YEnvironmental organisations are concerned about the impact of turbines on bird populations, particularly migrating birds. A Danish scientific study published in 2019 found evidence that larger birds were tending to avoid turbine blades, but said it didn't have sufficient evidence for smaller birds – and cautioned that the cumulative effect of farms could still have an impact on bird movements. A full environmental impact assessment has to be carried out before a developer can apply for planning permission to develop an offshore wind farm. This would include desk-based studies as well as extensive surveys of the population and movements of birds and marine mammals, as well as fish and seabed habitats. If a potential environmental impact is identified the developer must, as part of the planning application, show how the project will be designed in such a way as to avoid the impact or to mitigate against it.

A typical 500 MW offshore wind farm would require an operations and maintenance base which would be on the nearby coast. Such a project would generally create between 80-100 fulltime jobs, according to the IWEA. There would also be a substantial increase to in-direct employment and associated socio-economic benefit to the surrounding area where the operation and maintenance hub is located.

The recent Carbon Trust report for the IWEA, entitled Harnessing our potential, identified significant skills shortages for offshore wind in Ireland across the areas of engineering financial services and logistics. The IWEA says that as Ireland is a relatively new entrant to the offshore wind market, there are "opportunities to develop and implement strategies to address the skills shortages for delivering offshore wind and for Ireland to be a net exporter of human capital and skills to the highly competitive global offshore wind supply chain". Offshore wind requires a diverse workforce with jobs in both transferable (for example from the oil and gas sector) and specialist disciplines across apprenticeships and higher education.

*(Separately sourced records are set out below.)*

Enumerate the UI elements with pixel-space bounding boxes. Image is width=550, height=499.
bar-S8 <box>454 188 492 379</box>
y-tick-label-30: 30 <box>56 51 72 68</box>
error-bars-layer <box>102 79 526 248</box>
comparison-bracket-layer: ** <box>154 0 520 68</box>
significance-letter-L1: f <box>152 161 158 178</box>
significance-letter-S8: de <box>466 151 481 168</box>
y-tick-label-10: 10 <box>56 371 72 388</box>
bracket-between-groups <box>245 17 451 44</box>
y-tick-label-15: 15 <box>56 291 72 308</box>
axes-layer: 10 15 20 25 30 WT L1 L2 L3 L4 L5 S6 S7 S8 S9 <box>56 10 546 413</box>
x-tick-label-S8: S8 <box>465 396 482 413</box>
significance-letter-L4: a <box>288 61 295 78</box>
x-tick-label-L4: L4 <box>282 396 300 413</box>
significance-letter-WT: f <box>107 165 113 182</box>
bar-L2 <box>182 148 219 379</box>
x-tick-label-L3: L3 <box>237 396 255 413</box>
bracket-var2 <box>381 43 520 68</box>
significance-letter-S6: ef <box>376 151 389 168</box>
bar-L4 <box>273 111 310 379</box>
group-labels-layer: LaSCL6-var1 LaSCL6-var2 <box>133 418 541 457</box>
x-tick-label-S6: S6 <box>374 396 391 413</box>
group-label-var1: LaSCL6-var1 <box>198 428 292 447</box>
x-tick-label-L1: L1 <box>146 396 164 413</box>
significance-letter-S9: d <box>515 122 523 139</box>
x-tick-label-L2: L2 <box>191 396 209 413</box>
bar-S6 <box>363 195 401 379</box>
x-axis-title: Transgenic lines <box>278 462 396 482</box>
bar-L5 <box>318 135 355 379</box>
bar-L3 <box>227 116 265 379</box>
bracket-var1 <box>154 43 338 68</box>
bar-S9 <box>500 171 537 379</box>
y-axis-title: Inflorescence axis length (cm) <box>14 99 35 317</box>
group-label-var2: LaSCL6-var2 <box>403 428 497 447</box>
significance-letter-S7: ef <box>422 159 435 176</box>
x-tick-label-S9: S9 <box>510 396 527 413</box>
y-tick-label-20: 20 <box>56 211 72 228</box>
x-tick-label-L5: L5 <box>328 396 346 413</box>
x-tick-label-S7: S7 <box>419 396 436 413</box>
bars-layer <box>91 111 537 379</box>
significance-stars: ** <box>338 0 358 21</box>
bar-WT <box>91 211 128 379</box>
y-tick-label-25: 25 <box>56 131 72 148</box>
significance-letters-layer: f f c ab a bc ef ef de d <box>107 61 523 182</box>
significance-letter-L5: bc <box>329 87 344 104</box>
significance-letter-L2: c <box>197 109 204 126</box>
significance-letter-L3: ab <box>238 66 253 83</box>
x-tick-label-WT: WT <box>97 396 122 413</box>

IWEA have a training network called the Green Tech Skillnet that facilitates training and networking opportunities in the renewable energy sector.

It is expected that developing the 3.5 GW of offshore wind energy identified in the Government's Climate Action Plan would create around 2,500 jobs in construction and development and around 700 permanent operations and maintenance jobs. The Programme for Government published in 2020 has an enhanced target of 5 GW of offshore wind which would create even more employment. The industry says that in the initial stages, the development of offshore wind energy would create employment in conducting environmental surveys, community engagement and development applications for planning. As a site moves to construction, people with backgrounds in various types of engineering, marine construction and marine transport would be recruited. Once the site is up and running , a project requires a team of turbine technicians, engineers and administrators to ensure the wind farm is fully and properly maintained, as well as crew for the crew transfer vessels transporting workers from shore to the turbines.

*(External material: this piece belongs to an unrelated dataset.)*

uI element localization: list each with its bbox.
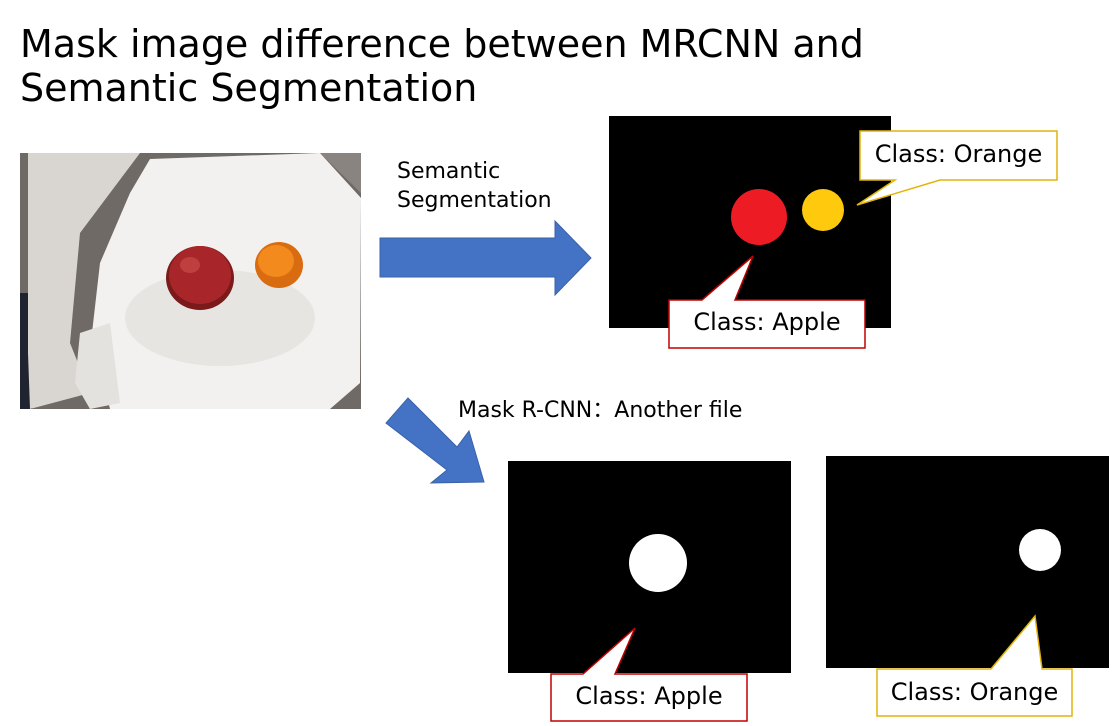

The IEA says that today's offshore wind market "doesn't even come close to tapping the full potential – with high-quality resources available in most major markets". It estimates that offshore wind has the potential to generate more than 420 000 Terawatt hours per year (TWh/yr) worldwide – as in more than 18 times the current global electricity demand. One Terawatt is 114 megawatts, and to put it in context, Scotland it has a population a little over 5 million and requires 25 TWh/yr of electrical energy.

Not as advanced as wind, with anchoring a big challenge – given that the most effective wave energy has to be in the most energetic locations, such as the Irish west coast. Britain, Ireland and Portugal are regarded as most advanced in developing wave energy technology. The prize is significant, the industry says, as there are forecasts that varying between 4000TWh/yr to 29500TWh/yr. Europe consumes around 3000TWh/year.

The industry has two main umbrella organisations – the Irish Wind Energy Association, which represents both onshore and offshore wind, and the Marine Renewables Industry Association, which focuses on all types of renewable in the marine environment.